The Tragedy of the Politics of Race in America
alice wellintown
alicewellintown at gmail.com
Mon Mar 26 06:18:35 CDT 2012
“Sophocles implies that incest and exile, too much unity and
too much diversity, are not opposites but are, literally,
two sides of the same coin. He also suggests, what the
audience believed, that incest and parricide are acts that
obliterate the distinction between man and beast, inside and
outside, the wild and civilization. What Oedipus lacks (and
Thebes as well) is some middle term, an Aristotelian Polis
that mediates between our divinity and animality, making us
whole in a community constituted by diversity” 287.
J. Peter Euben in The Road Home: Pynchon’s The
Crying of Lot 49, the concluding chapter of his The Tragedy
of Political Theory (1990).
The shooter thought he was working on the side of Divinity, that the
younger man was on the side of Animality. He was wrong. But his
actions are not tragic and what happens to him, whatever it may be,
will not be tragic. Nor is the tale of the young man in the hoodie
tragic. He is dead, the other is in the hands of a polis. Let the
politicians and papers have their day. But let us not be fooled again.
The tragedy here is not one man's death, but the failure of a Nation
to make a community constituted by diversity.

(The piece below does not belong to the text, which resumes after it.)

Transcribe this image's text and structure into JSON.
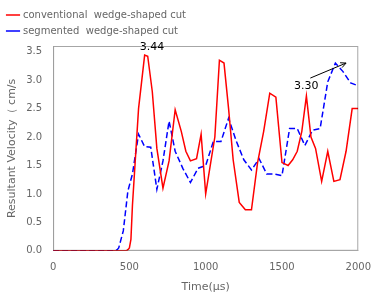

There was great hope that this President, this Attorney General, both
black men, would do something to improve the lives of poor young black
males. They have done little. If a tragedy is in the making, it is a
tragedy of these men, the President, his Attorney General, not of the
shooter or his victim. The First Lady has no fear of her obligation to
the black community. The President, to use the Attorney General's
words, "is a coward."
Though this nation has proudly thought of itself as an ethnic melting
pot, in things racial we have always been and continue to be, in too
many ways, essentially a nation of cowards. Though race related issues
continue to occupy a significant portion of our political discussion,
and though there remain many unresolved racial issues in this nation,
we, average Americans, simply do not talk enough with each other about
race. It is an issue we have never been at ease with and given our
nation’s history this is in some ways understandable. And yet, if we
are to make progress in this area we must feel comfortable enough with
one another, and tolerant enough of each other, to have frank
conversations about the racial matters that continue to divide us. But
we must do more- and we in this room bear a special responsibility.
Through its work and through its example this Department of Justice,
as long as I am here, must - and will - lead the nation to the "new
birth of freedom" so long ago promised by our greatest President. This
is our duty and our solemn obligation.